The Celtic Colours festival ended on Saturday, 13 October, with no further opportunities for photography and with the trees still in relatively early stages of change. The following Sunday is effectively the last day of the tourist season, when the Red Shoe Pub closes with an afternoon cèilidh and an evening staff party, and many other businesses all over the island close for the season, as well as all of the provincial parks. That Sunday, of course, offers a cèilidh at the Celtic Music Interpretive Centre (they go on all year long) and, in recent years, at the Judique Community Centre afterwards, the Gala Concert of the Buddy MacMaster School of Fiddling, which features performances from all of the instructors who had taught during the previous week—a who’s who of Cape Breton’s best musicians. Monday is, for me, always a day of rest and down time, decompressing from the incessant activity of the previous ten days. Tuesday, a very rainy and wet day, I drove to Meat Cove on an errand I hadn’t gotten to earlier and then returned to Louisbourg, by then a nearly deserted village with only one motel open, where I spent the night, and only one restaurant open and that only for dinner. Wednesday morning, the rain had stopped but the skies were, not unusually for Louisbourg, very grey and bleak; after picking up some breakfast food at a convenience store, I drove out to Louisbourg Lighthouse Point, from which the photos on this page were taken, to see how things looked and to have my breakfast in the car.

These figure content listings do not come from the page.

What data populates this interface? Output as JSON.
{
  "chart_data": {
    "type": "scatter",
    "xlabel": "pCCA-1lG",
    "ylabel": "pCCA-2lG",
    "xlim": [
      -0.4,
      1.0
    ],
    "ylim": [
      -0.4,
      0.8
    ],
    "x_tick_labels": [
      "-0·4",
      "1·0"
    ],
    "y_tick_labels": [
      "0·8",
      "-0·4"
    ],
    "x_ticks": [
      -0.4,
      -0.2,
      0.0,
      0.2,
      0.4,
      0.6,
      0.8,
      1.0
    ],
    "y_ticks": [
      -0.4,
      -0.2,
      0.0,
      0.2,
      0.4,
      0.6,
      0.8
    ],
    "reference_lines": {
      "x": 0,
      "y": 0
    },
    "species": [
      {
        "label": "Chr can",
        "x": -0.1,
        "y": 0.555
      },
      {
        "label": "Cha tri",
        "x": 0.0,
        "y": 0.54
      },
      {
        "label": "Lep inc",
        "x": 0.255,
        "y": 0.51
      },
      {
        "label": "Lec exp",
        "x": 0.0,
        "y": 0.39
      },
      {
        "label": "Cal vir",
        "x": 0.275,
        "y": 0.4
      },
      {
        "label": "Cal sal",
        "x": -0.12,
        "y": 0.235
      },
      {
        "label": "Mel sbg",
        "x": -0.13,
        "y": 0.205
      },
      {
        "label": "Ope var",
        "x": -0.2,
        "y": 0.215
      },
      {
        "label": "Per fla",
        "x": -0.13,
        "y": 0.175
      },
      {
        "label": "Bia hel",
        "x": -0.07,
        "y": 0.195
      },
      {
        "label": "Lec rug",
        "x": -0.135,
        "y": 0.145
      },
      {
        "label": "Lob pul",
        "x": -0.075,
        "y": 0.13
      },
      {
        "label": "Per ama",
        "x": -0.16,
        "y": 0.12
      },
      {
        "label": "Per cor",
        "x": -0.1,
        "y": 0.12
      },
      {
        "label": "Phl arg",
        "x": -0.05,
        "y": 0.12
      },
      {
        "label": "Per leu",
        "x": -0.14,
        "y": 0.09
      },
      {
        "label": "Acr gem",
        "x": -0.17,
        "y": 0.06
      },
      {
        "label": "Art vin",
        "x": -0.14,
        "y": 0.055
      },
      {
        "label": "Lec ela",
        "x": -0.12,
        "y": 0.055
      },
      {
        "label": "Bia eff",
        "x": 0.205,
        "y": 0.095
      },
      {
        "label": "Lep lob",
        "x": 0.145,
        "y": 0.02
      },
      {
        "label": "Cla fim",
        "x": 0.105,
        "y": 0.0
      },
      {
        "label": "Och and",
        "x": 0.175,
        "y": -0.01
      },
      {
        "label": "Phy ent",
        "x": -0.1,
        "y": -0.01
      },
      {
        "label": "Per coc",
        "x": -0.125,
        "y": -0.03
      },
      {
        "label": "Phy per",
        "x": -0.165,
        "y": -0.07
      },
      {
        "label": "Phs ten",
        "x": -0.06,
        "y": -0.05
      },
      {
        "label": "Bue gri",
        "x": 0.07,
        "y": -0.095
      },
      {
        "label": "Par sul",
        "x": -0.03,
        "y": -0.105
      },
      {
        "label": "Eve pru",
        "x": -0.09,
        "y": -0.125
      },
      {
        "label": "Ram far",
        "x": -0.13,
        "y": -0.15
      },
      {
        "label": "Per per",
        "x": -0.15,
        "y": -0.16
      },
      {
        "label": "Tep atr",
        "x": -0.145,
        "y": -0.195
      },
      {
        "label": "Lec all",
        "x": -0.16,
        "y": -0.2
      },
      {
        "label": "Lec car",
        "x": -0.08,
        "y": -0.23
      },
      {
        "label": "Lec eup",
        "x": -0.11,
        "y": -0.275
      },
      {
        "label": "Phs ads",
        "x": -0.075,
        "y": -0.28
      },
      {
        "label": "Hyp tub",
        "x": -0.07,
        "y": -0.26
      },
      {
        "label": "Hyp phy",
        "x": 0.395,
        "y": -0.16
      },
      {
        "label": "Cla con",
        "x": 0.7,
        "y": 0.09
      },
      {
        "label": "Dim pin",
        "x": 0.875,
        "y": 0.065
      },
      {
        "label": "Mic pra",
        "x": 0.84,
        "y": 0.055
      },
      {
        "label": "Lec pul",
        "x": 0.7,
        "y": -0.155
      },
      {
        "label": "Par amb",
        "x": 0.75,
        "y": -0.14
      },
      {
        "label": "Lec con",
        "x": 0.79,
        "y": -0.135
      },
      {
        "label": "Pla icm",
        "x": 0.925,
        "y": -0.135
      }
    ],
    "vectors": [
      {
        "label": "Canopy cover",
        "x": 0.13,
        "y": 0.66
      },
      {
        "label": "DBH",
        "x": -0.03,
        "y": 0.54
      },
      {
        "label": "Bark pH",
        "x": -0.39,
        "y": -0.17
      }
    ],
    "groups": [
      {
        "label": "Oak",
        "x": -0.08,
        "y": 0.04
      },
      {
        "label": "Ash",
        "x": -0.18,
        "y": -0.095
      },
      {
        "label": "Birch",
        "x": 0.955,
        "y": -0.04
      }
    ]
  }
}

Photo #1 shows Louisbourg Lighthouse under the morning’s grey skies. Lighthouse Point is part of the Fortress of Louisbourg National Historic Site of Canada, administered by Parks Canada, and the trail head of the Louisbourg Lighthouse Trail, a fine walking trail that leads along the coast to a loop at Gun Landing Cove. A newly renovated hiking trail leads on from there to Eastern Point of Lorraine Head, described here, a strenuous trek, at least for me, but one with marvellous views of the coast, which it follows closely. This was clearly not a day for either trail, and I had other plans anyway, but it was great to see this lovely spot once again, even if not under ideal conditions.
Photo #2 looks northeast along the coast towards Western Gun Landing Cove Head, where the waves, propelled by a stiff wind, are crashing on the rocky headland with huge sprays pushed way up into the air—the spray from the wave at the right is more than two-thirds the height of the headland! Indeed, while I was sitting in the car eating breakfast, I twice noticed a wave in the other direction that splashed higher than the parking lot itself; I couldn’t quite work out the timing of these giants, which seemed to arrive about every five to seven minutes, so I don’t have a photo of such a wave, but was easily as high as the base of the lighthouse. The wave left of centre in photo #2 is not so tall, but considerably more massive than the one at the right; the effects on the rocks themselves from this regularly repeated bombardment just have to be brutal.
Photo #3 looks closer at hand at the shore and the incoming seething waters. The rock at the left has just been drenched by an incoming wave and the water can be seen running back down its sides. For reasons unknown, I am peculiarly addicted to waves splashing onshore and there were many here indeed to watch and marvel at. What a wild coast on a day like this!
Photo #4 looks south at the harbour entrance at Rocky Island off Louisbourg Lighthouse Point, where the waves were not so ferocious in the lee side of the island. Still, every now and again, a giant wave would crash into the other side of the island and splash high enough to be noticeable. The fall colours are most visible in this photo (and in photo #1 at the base of the lighthouse), where they are dark enough that they look frost-bitten, though I wasn’t aware that any frost had struck while I was in Cape Breton.
Photo #5 looks across the mouth Louisbourg Harbour to Fortress Louisbourg with the steeple of the King’s Bastion at the centre of the photo. Since I did not visit the fortress this trip nor earlier this year, I do not know what the yellow-coloured structure to the right of the Kings Bastion and to the left of the triangular white-shaped building is, but it is new; magnification reveals the yellow colour to be new lumber, so either an existing building is in the process of being refurbished or a new building is being built there. This fantastic site drenched in the history of Cape Breton and Canada is well worth a visit; I have found it fascinating each time I have been there. Plan on spending a whole day and on doing lots of walking.